Nixam 27.10.2010 | 19:42
Sie können wie folgt vorgehen: Natürlich können Sie warten, bis der RV-Träger/Rehaberater Sie zu einem Beratungsgespräch einlädt. Wenn Sie wirklich an einem solchen Gespräch interessiert sind, dann schreiben Sie einen Brief an die DRV: Sehr geehrte Damen und Herren! Ich bitte um ein Beratungsgespräch beim Fachberater für Rehabilitation. Mit freundlichen Grüssen Dann können Sie sicher sein, dass Sie auch ein Beratungsgespräch bekommen. Sonst urteilt man möglicherweise, dass Sie keine Reha benötigen und schliesst den Vorgang ab, ohne etwas in Sachen Teilhabe am Arbeitsleben mit Ihnen zu machen. Viele Grüsse Nix
Klemensam 27.10.2010 | 20:03
Da Sie auf dem allgemeinen Arbeitsmarkt als über 8 Stunden erwerbsfähig eingestuft wurden, werden Sie auf jeden Fall schon mal keine EM-Rente erhalten. Auch die teilweise EM-Rente wegen Berufsunfähigkeit ( also halbe Rente ) kommt für Sie nicht in Betracht, da Sie erst 1964 geboren sind. Diese Rentenart gibt es nur noch für vor dem 1.1.1961 geborene. Außerdem hätten Sie dafür auch als unter 3 Stunden eingestuft werden müssen. Dafür hätten Sie sich dann früher privat absichern müssen ( private BUZ ) . Und wieso kündigen ? Seien Sie froh noch einen Job zu haben. Wenn Sie ihren derzeitigen Job in Vollzeit nicht mehr ausführen können oder wollen , sollten Sie mit ihrem Arbeitgeber über die Reduzierung ihrer Arbeitszeit sprechen.
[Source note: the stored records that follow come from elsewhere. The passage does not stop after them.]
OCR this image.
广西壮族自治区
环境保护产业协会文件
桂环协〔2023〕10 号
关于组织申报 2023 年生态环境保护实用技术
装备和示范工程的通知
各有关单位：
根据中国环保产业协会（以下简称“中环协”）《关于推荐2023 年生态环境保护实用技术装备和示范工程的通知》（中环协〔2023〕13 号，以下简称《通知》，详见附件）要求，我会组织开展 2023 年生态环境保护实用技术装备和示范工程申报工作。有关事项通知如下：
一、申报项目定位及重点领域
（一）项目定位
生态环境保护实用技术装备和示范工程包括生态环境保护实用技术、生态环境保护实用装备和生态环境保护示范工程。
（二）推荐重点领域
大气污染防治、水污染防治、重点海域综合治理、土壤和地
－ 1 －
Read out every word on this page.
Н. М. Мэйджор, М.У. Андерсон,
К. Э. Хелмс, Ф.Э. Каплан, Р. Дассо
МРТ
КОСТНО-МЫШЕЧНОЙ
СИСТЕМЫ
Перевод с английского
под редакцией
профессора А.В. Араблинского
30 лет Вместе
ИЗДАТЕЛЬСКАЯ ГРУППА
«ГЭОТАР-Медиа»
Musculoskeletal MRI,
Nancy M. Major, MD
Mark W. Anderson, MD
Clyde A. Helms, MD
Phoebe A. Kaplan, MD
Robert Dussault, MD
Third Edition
Wenn ihr Arbeitgeber da nicht mitspielt denken Sie über einen Jobwechsel in eine andere Firma nach. Vielleicht stellen Sie auch noch einen Antrag auf Teilhabe am Arbeitsleben. Lassen Sie sich ausführlich beraten welche Möglichkeiten jetzt noch für Sie bestehen.
-am 28.10.2010 | 08:56
Für alle Landkreise und kreisfreie Städte sind nach dem SGB IX Gemeinsame Servicestellen für Rehabilitation von den Reha-Trägern eingerichtet worden. Wer nach einem Unfall oder einer Krankheit in einer Rehabilitationsklinik wieder fürs Berufsleben fit gemacht werden möchte oder wer aus gesundheitlichen Gründen einen anderen Beruf erlernen muss, kann sich an eine dieser Servicestellen wenden. Alle Träger für Rehabilitation arbeiten hier eng zusammen. Hinter den Beratern in den Gemeinsamen Servicestellen für Rehabilitation steht ein Team von Fachleuten zum Beispiel aus Krankenkassen, Berufsgenossenschaften, Agenturen für Arbeit, Städten und Kreisen sowie Rentenversicherungsträgern und bilden örtliche Reha-Beratungsteams. Gemeinsam klären sie für Ratsuchende notwendige Sachverhalte und koordinieren bei Bedarf mehrere Reha-Leistungen. Ein Verzeichnis der bisher im gesamten Bundesgebiet eröffneten Gemeinsamen Servicestellen für Rehabilitation, gliedert sich nach Postleitzahlen oder Ort und ist im Internetangebot www.reha-servicestellen.de abrufbar.